The paper presents a preprocessing and feature-engineering pipeline for data‑driven discovery of governing equations in a decaying, nearly incompressible 3D flow, observed on a 128³ periodic grid with only 10 time snapshots. The authors estimate temporal derivatives via second‑order local polynomial regression at each grid point, and benchmark FFT‑based spectral differentiation against a WENO5 finite-difference scheme for spatial derivatives, selecting the spectral method based on slightly better enforcement of incompressibility. They then estimate an effective global kinematic viscosity through linear regression of \(\partial \mathbf{u}/\partial t\) on \(\nabla^2 \mathbf{u}\) and analyze the resulting momentum residuals to infer the importance of unmeasured pressure gradients and motivate additional proxy terms. All primary fields and derived features are independently standardized.
A 26‑term feature library is constructed to support subsequent sparse-regression-based equation discovery, including advection, viscous, density and density‑gradient terms, divergence gradients, kinetic‑energy gradients, and velocity–density couplings such as components of \(\rho'\nabla \mathbf{u}\). The pipeline is evaluated using RMSE of temporal fits in both smooth and sharp‑gradient regions, incompressibility metrics for the spatial schemes, and qualitative and quantitative analysis of residuals against the incompressible Navier–Stokes momentum balance. The authors emphasize that the outcome is an “optimally conditioned” feature matrix and corresponding temporal derivative targets intended for later sparse regression, which is not carried out in this work.

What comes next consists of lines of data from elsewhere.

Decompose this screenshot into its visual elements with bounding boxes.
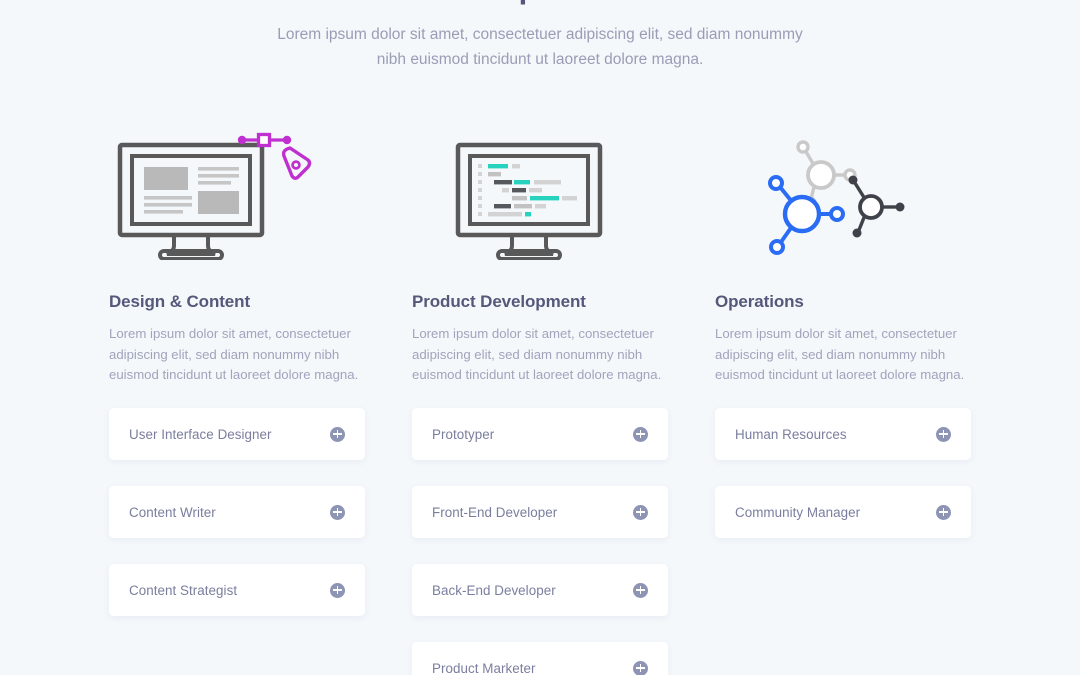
position-label: Community Manager — [735, 504, 861, 520]
plus-circle-icon[interactable] — [633, 582, 648, 598]
plus-circle-icon[interactable] — [330, 504, 345, 520]
position-card[interactable]: Human Resources — [715, 408, 971, 460]
position-card[interactable]: Front-End Developer — [412, 486, 668, 538]
column-title-operations: Operations — [715, 292, 804, 311]
monitor-pen-tool-icon — [117, 132, 312, 260]
column-description-product-development: Lorem ipsum dolor sit amet, consectetuer… — [412, 326, 662, 382]
position-label: Content Strategist — [129, 582, 238, 598]
column-description-operations: Lorem ipsum dolor sit amet, consectetuer… — [715, 326, 965, 382]
column-description-design-content: Lorem ipsum dolor sit amet, consectetuer… — [109, 326, 359, 382]
positions-list-product-development: Prototyper Front-End Developer Back-End … — [412, 408, 668, 675]
position-label: Back-End Developer — [432, 582, 556, 598]
monitor-code-icon — [455, 142, 603, 260]
plus-circle-icon[interactable] — [330, 426, 345, 442]
position-label: Human Resources — [735, 426, 847, 442]
plus-circle-icon[interactable] — [633, 426, 648, 442]
position-card[interactable]: User Interface Designer — [109, 408, 365, 460]
plus-circle-icon[interactable] — [633, 504, 648, 520]
monitor-code-illustration — [412, 120, 668, 270]
position-label: Prototyper — [432, 426, 495, 442]
positions-list-operations: Human Resources Community Manager — [715, 408, 971, 564]
position-card[interactable]: Product Marketer — [412, 642, 668, 675]
column-title-design-content: Design & Content — [109, 292, 251, 311]
network-nodes-illustration — [715, 120, 971, 270]
position-card[interactable]: Prototyper — [412, 408, 668, 460]
monitor-pen-tool-illustration — [109, 120, 365, 270]
section-header: Teams & Open Positions Lorem ipsum dolor… — [0, 0, 1080, 72]
position-label: Content Writer — [129, 504, 216, 520]
team-column-operations: Operations Lorem ipsum dolor sit amet, c… — [715, 120, 971, 675]
plus-circle-icon[interactable] — [330, 582, 345, 598]
position-label: User Interface Designer — [129, 426, 272, 442]
plus-circle-icon[interactable] — [936, 426, 951, 442]
positions-list-design-content: User Interface Designer Content Writer C… — [109, 408, 365, 642]
page-title: Teams & Open Positions — [0, 0, 1080, 10]
plus-circle-icon[interactable] — [633, 660, 648, 675]
position-label: Product Marketer — [432, 660, 536, 675]
column-title-product-development: Product Development — [412, 292, 586, 311]
plus-circle-icon[interactable] — [936, 504, 951, 520]
position-card[interactable]: Content Writer — [109, 486, 365, 538]
team-column-product-development: Product Development Lorem ipsum dolor si… — [412, 120, 668, 675]
position-card[interactable]: Community Manager — [715, 486, 971, 538]
network-nodes-icon — [768, 140, 905, 255]
position-card[interactable]: Back-End Developer — [412, 564, 668, 616]
team-columns: Design & Content Lorem ipsum dolor sit a… — [0, 120, 1080, 675]
page-subtitle: Lorem ipsum dolor sit amet, consectetuer… — [277, 26, 803, 68]
team-column-design-content: Design & Content Lorem ipsum dolor sit a… — [109, 120, 365, 675]
position-card[interactable]: Content Strategist — [109, 564, 365, 616]
position-label: Front-End Developer — [432, 504, 558, 520]
teams-open-positions-section: Teams & Open Positions Lorem ipsum dolor… — [0, 0, 1080, 675]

The manuscript is clearly written and provides a coherent end‑to‑end narrative from dataset description and normalization to derivative estimation, residual analysis, and feature construction. However, several key choices (e.g., temporal fitting strategy, viscosity estimation, selection and interpretation of proxy features, and derivative-scheme benchmarking) are only partially justified, and the absence of any actual equation‑discovery experiment limits the ability to assess the effectiveness and robustness of the proposed pipeline or the physical interpretability of the resulting feature set.